Mengingat anggaran pertahanan semesta 2026 sebesar 335,3 triliun di mana 185 triliun adalah rupiah murni dan sisanya 150,3 triliun adalah perkiraan pinjaman luar negeri, dan jika perkiraan kurs 16,7 ribu per usd maka 150,3 triliun dibagi 16,7 ribu sama dengan 9 miliar usd adalah perkiraan pinjaman luar negeri.
Karena list di atas baru usd 5,6 miliar, jadi apakah ada lagi pengadaan alutsista yang lain selain yang terdaftar di atas ?
Atau apakah anggaran usd 5,6 miliar tersebut untuk tahun ini saja dan yang usd 9 miliar akan menyusul muncul anggarannya di tahun depan?
Kalau benar demikian maka untuk 2 tahun ini 2025 dan 2026 mungkin anggaran pengadaan alusista adalah 5,6 + 9 = 14,6 miliar usd
Nah, ini win win Solutions ini. Rusia dapet barangnya, Turki bisa lanjut di proyek F-35. Tapi apakah semudah itu? Jika melihat kondisi Mr Trump harusnya sih bisa. Tinggal negonya Turki seperti apa.
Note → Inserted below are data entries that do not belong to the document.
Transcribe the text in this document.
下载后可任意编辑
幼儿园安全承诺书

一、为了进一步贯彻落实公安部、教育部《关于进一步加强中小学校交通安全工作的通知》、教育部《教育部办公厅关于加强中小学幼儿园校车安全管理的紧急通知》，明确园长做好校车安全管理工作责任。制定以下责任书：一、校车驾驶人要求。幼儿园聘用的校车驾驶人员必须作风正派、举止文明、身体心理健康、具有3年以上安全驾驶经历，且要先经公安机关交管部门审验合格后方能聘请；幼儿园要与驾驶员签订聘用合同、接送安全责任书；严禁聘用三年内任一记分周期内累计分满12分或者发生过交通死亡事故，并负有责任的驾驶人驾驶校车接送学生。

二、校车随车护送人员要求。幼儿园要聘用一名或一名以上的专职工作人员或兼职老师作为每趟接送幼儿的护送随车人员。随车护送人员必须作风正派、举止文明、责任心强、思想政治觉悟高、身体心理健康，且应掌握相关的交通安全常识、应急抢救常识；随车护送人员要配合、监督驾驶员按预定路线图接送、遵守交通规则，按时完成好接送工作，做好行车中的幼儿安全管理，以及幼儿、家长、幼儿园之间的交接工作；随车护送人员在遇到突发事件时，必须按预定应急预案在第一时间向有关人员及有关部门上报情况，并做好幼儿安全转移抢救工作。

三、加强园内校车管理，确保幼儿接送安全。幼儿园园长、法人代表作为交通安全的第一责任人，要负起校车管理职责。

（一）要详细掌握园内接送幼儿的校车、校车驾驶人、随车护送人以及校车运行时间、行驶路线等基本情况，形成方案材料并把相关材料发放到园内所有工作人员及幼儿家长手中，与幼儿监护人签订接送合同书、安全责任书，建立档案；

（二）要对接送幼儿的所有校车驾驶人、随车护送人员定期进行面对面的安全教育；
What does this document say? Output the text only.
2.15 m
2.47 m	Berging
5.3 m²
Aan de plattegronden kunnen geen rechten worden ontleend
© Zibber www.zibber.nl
Selain itu Rusia sedang kehabisan stok S-400 buat perang di Ukraina? Wah, ternyata Rusia betul-betul bergantung kepada Barat untuk sparepart penting yg bahkan China sekalipun tidak mampu memenuhi. Kalo perang ini lanjut sampai akhir masa jabatan Mr Trump niscaya Rusia bakal terpukul mundur dan bisa saja runtuh.